The Chinese Century

It's their turn, after all. And they've been around a great deal longer than the US. Frum on the historical context:

European history extends a long way back: Cro-Magnons were painting caves 25,000 years ago, Celts were making good-looking swords and pots a thousand years before Christ, and the Parthenon is near as old as Confucius.

But here’s the difference between Europe and China, and it takes considerable adjustment to absorb all the implications of this difference.

The_Reception The history of Europe is driven by sharp discontinuities of period and self-conscious distinctions between peoples ... But with China, there really is no choice: You have to study the whole damn thing to understand any of it.

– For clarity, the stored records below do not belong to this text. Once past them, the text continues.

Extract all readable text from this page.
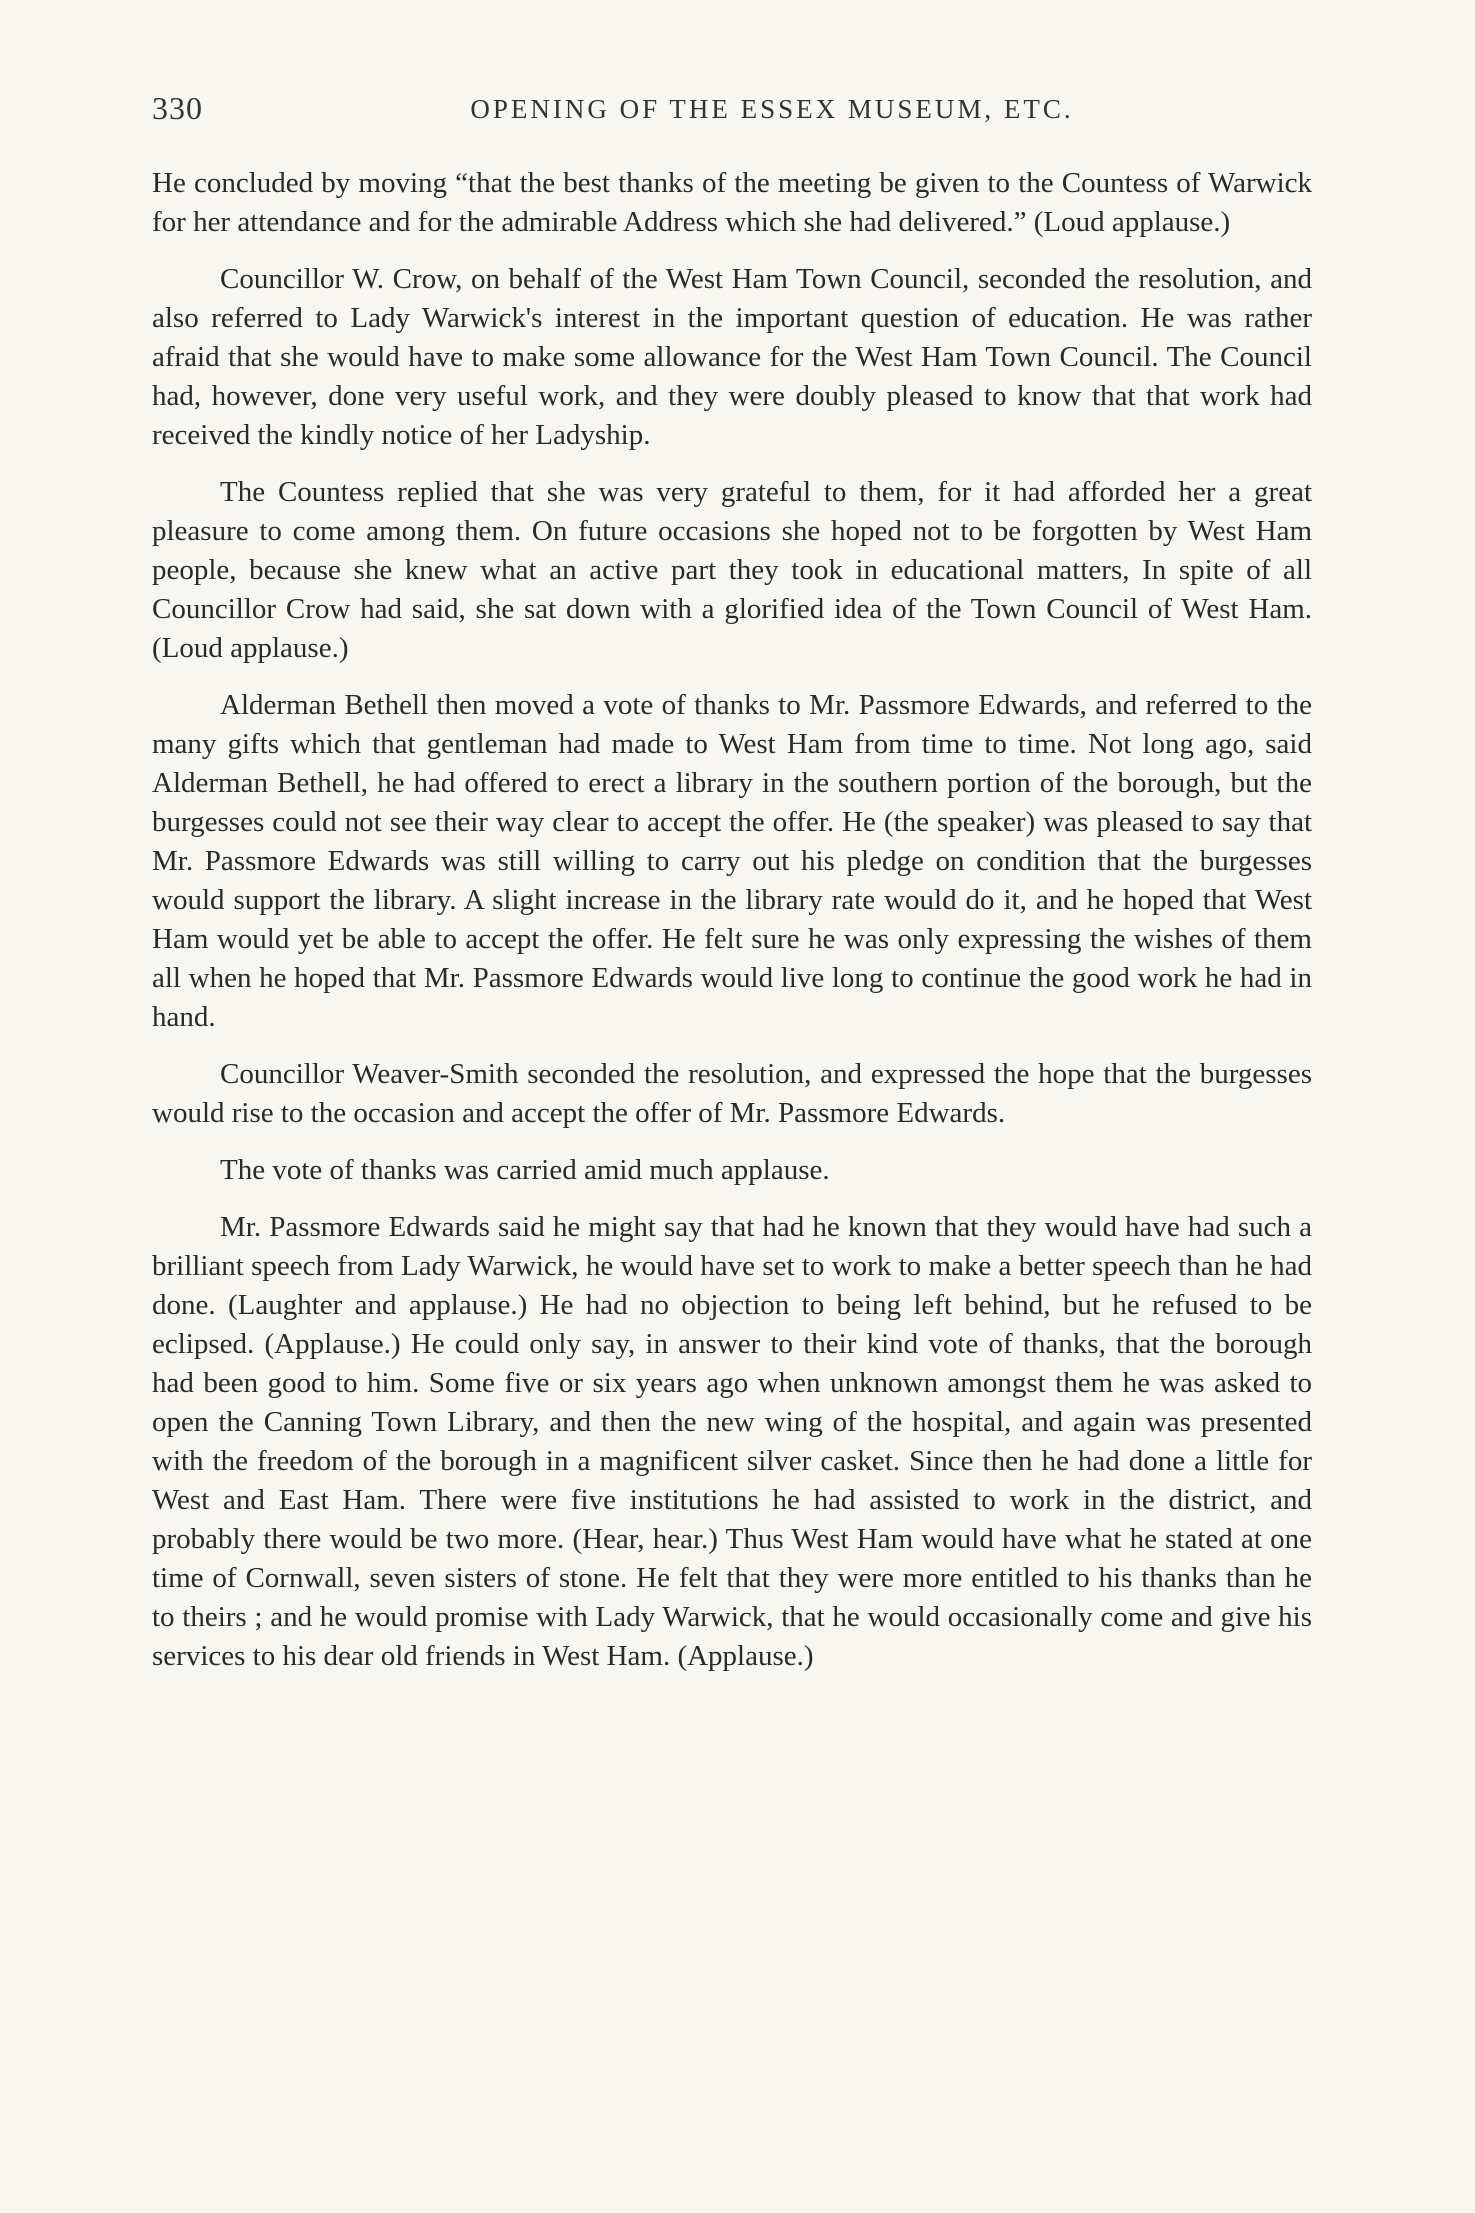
330	OPENING OF THE ESSEX MUSEUM, ETC.

He concluded by moving “that the best thanks of the meeting be given to the Countess of Warwick for her attendance and for the admirable Address which she had delivered.” (Loud applause.)

Councillor W. Crow, on behalf of the West Ham Town Council, seconded the resolution, and also referred to Lady Warwick's interest in the important question of education. He was rather afraid that she would have to make some allowance for the West Ham Town Council. The Council had, however, done very useful work, and they were doubly pleased to know that that work had received the kindly notice of her Ladyship.

The Countess replied that she was very grateful to them, for it had afforded her a great pleasure to come among them. On future occasions she hoped not to be forgotten by West Ham people, because she knew what an active part they took in educational matters, In spite of all Councillor Crow had said, she sat down with a glorified idea of the Town Council of West Ham. (Loud applause.)

Alderman Bethell then moved a vote of thanks to Mr. Passmore Edwards, and referred to the many gifts which that gentleman had made to West Ham from time to time. Not long ago, said Alderman Bethell, he had offered to erect a library in the southern portion of the borough, but the burgesses could not see their way clear to accept the offer. He (the speaker) was pleased to say that Mr. Passmore Edwards was still willing to carry out his pledge on condition that the burgesses would support the library. A slight increase in the library rate would do it, and he hoped that West Ham would yet be able to accept the offer. He felt sure he was only expressing the wishes of them all when he hoped that Mr. Passmore Edwards would live long to continue the good work he had in hand.

Councillor Weaver-Smith seconded the resolution, and expressed the hope that the burgesses would rise to the occasion and accept the offer of Mr. Passmore Edwards.

The vote of thanks was carried amid much applause.

Mr. Passmore Edwards said he might say that had he known that they would have had such a brilliant speech from Lady Warwick, he would have set to work to make a better speech than he had done. (Laughter and applause.) He had no objection to being left behind, but he refused to be eclipsed. (Applause.) He could only say, in answer to their kind vote of thanks, that the borough had been good to him. Some five or six years ago when unknown amongst them he was asked to open the Canning Town Library, and then the new wing of the hospital, and again was presented with the freedom of the borough in a magnificent silver casket. Since then he had done a little for West and East Ham. There were five institutions he had assisted to work in the district, and probably there would be two more. (Hear, hear.) Thus West Ham would have what he stated at one time of Cornwall, seven sisters of stone. He felt that they were more entitled to his thanks than he to theirs ; and he would promise with Lady Warwick, that he would occasionally come and give his services to his dear old friends in West Ham. (Applause.)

That is not to say that “China” is an unchanging unity. It’s startling to think that through most of the period covered by this volume, tea was regarded as a medicine, rice as an unusual addition to the diet. Over the centuries, the Chinese would worship different gods in different ways. Buddhism would come and then (largely) go. Spoken languages would arise and vanish, the written characters would change their shapes and meaning. Nor was this change always gradual. Chinese history would be punctuated with catastrophes as terrible as the fall of Rome and the Black Plague: millions of people could die in the tumult that accompanied the end of a dynasty.

And yet notwithstanding all that: a literate Chinese of the year, say 1850 lived in a mental universe much more similar to that of a Chinese of 2000 years before than did a literate Englishman of the year 1850 a literate Englishman of the year 1750.